(CNN)On
the morning of Eid al-Adha in December 2006, Raghad Saddam Hussein, her
sister and their children squeezed together in front of the television
in Raghad's home in Amman and wept as they watched footage of her father
being hurtled by masked men to the gallows where he would be hanged.
Saddam
Hussein, who ruled Iraq from 1979 until his overthrow and capture by a
US-led coalition in 2003, declined to wear the hood and shed no tears as
the noose was put around his neck. The Iraqiya TV broadcast ended
there, but a second video -- shot on a cell phone by an onlooker below
the scaffold -- emerged a few hours later showing the moment of death.
"I
never saw that moment and I refuse to see it," Raghad, Saddam Hussein's
eldest daughter, told CNN in her first interview since her father's
death ten years ago.
The footage
also showed witnesses hurling insults at the deposed leader, convicted
of crimes against humanity for the murder of 148 Iraqi Shias in 1982;
they chanted "Moktada! Moktada! Moktada!" in reference to militant Shia
cleric Moktada al-Sadr. Saddam Hussein shot back, "Is this how real men
behave?" before the trap sprang and the noose tightened on a man who
remained defiant to the end.
"The
details of his death are ugly and painful -- but it's an honorable
death," Raghad said by phone from the Jordanian capital, where she
sought refuge after the 2003 invasion of Iraq.
"I
don't think he would have gone in a death smaller than this. It was a
death that brought pride to me, my children, my sisters and their
children, to all those who love him and have a place for him in their
heart."
The
then US president George W. Bush, who ordered the invasion of Iraq,
said just after Saddam Hussein's death that the execution "would not
have been possible without the Iraqi people's determination to create a
society governed by the rule of law." But the sectarian subtext heard in
the video of his last moments seemed to denote an ensuing era of more
sectarianism and violence that would remain 10 years on.
Raghad,
who blames the US for the chaos that unraveled in her country, hopes
that President-elect Donald Trump will be different from his
predecessors.
"This man has just
arrived to the leadership ... But from what is apparent, this man has a
high level of political sensibility, that is vastly different than the
one who preceded him," she told CNN. "He exposed the mistakes of the
others, specifically in terms of Iraq, which means he is very aware of
the mistakes made in Iraq and what happened to my father."

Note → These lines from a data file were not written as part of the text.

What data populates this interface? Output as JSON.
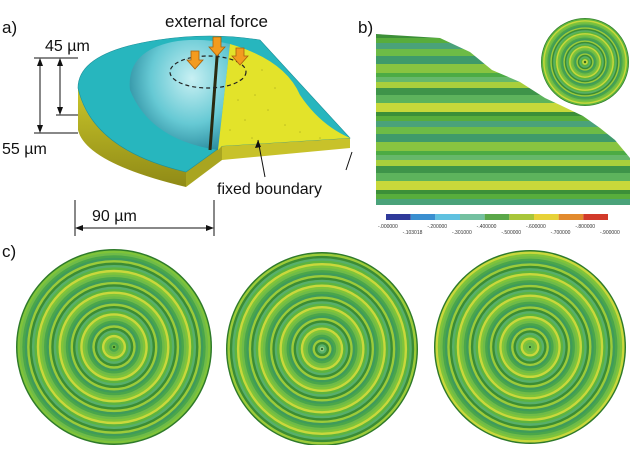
{
  "panels": {
    "a": {
      "label": "a)",
      "annotation_force": "external force",
      "annotation_boundary": "fixed boundary",
      "dim_depth": "45 µm",
      "dim_height": "55 µm",
      "dim_radius": "90 µm"
    },
    "b": {
      "label": "b)",
      "colorbar_colors": [
        "#2f3a9a",
        "#3a8fd0",
        "#5fc1e0",
        "#73c0a0",
        "#5aa74a",
        "#a8c63a",
        "#e7d238",
        "#e28a2d",
        "#d23a2a"
      ],
      "colorbar_ticks": [
        "-.000000",
        "-.103018",
        "-.200000",
        "-.301000",
        "-.400000",
        "-.500000",
        "-.600000",
        "-.700000",
        "-.800000",
        "-.900000"
      ]
    },
    "c": {
      "label": "c)"
    }
  },
  "colors": {
    "cyan": "#27b6be",
    "yellow": "#e3e32a",
    "green_dark": "#3c8c35",
    "green_mid": "#6ec04a",
    "arrow": "#f39b1f"
  }
}
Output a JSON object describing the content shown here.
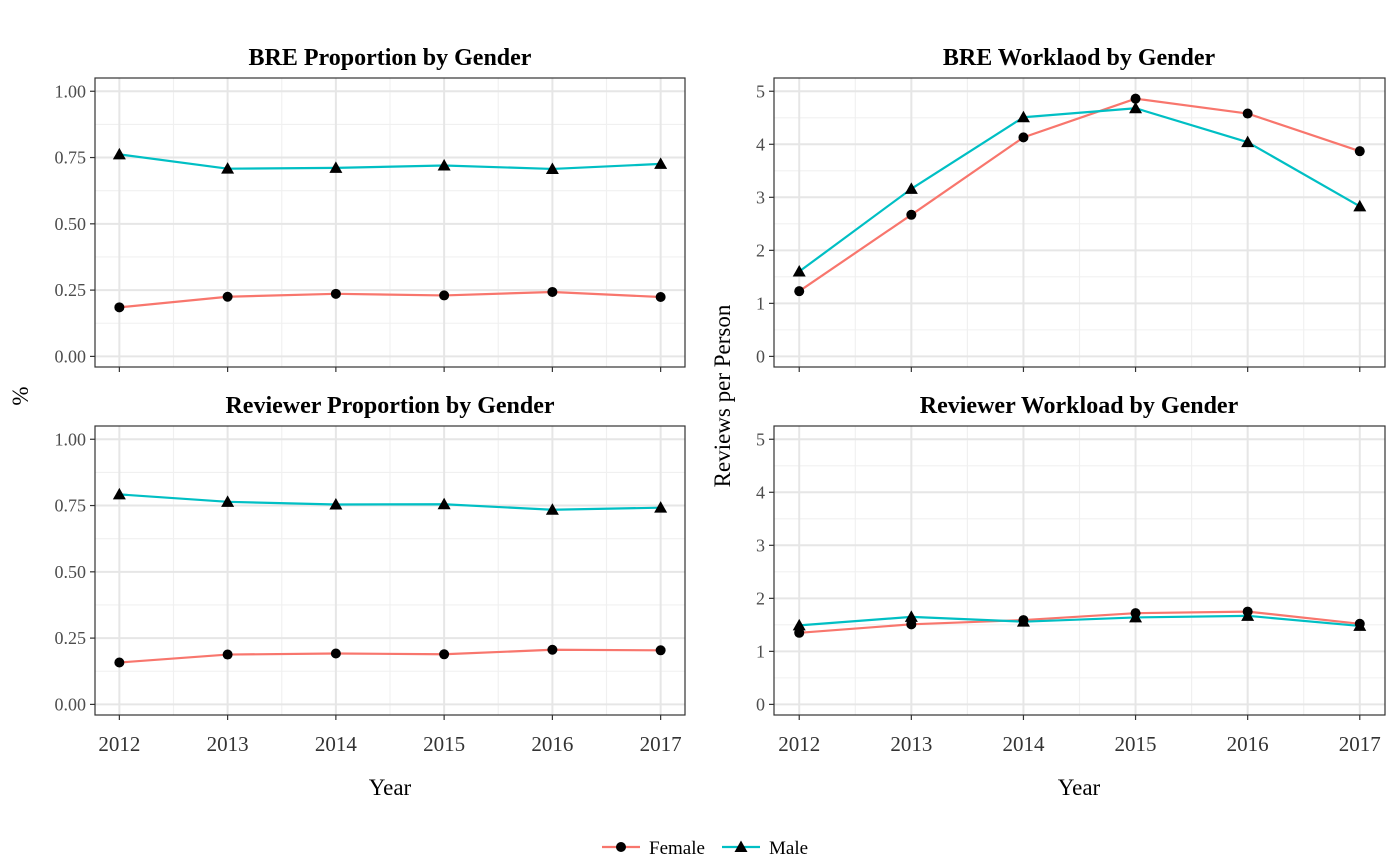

During his presidential campaign, Trump said he opposed the war on Iraq, however he was publicly supportive
of the invasion in interviews before and after the war. And while
saying that Saddam Hussein "was a bad guy," Trump has praised the former
Iraqi leader's efficient killing of "terrorists".
Raghad
said she has not been involved in politics and supports no groups or
parties on the ground, however, the current Iraqi government has accused
the 48-year-old of supporting her father's Baath party, now outlawed,
and has called on Jordan to repatriate her.
More
recently it has accused her of supporting ISIS and cheer leading the
militants' takeover of Mosul, allegations that she vehemently denies.
"Of
course I don't have any relations to this group [ISIS] and other
extremist groups," she told CNN. "Moreover, the family's ideology has no
similarities to that of extremist groups."
"As a proof to this, these groups only became powerful in Iraq after we left the country and our rule ended."
Self-declared
jihadist groups sprung up in Iraq under the banner of fighting US army
"infidels," and the country became a magnet for foreign fighters. ISIS,
or the Islamic State of Iraq and Syria, started as the Islamic State of
Iraq in 2006 -- the year of Saddam Hussein's death -- and expanded to
Syria in 2014, three years after the eruption of violence there.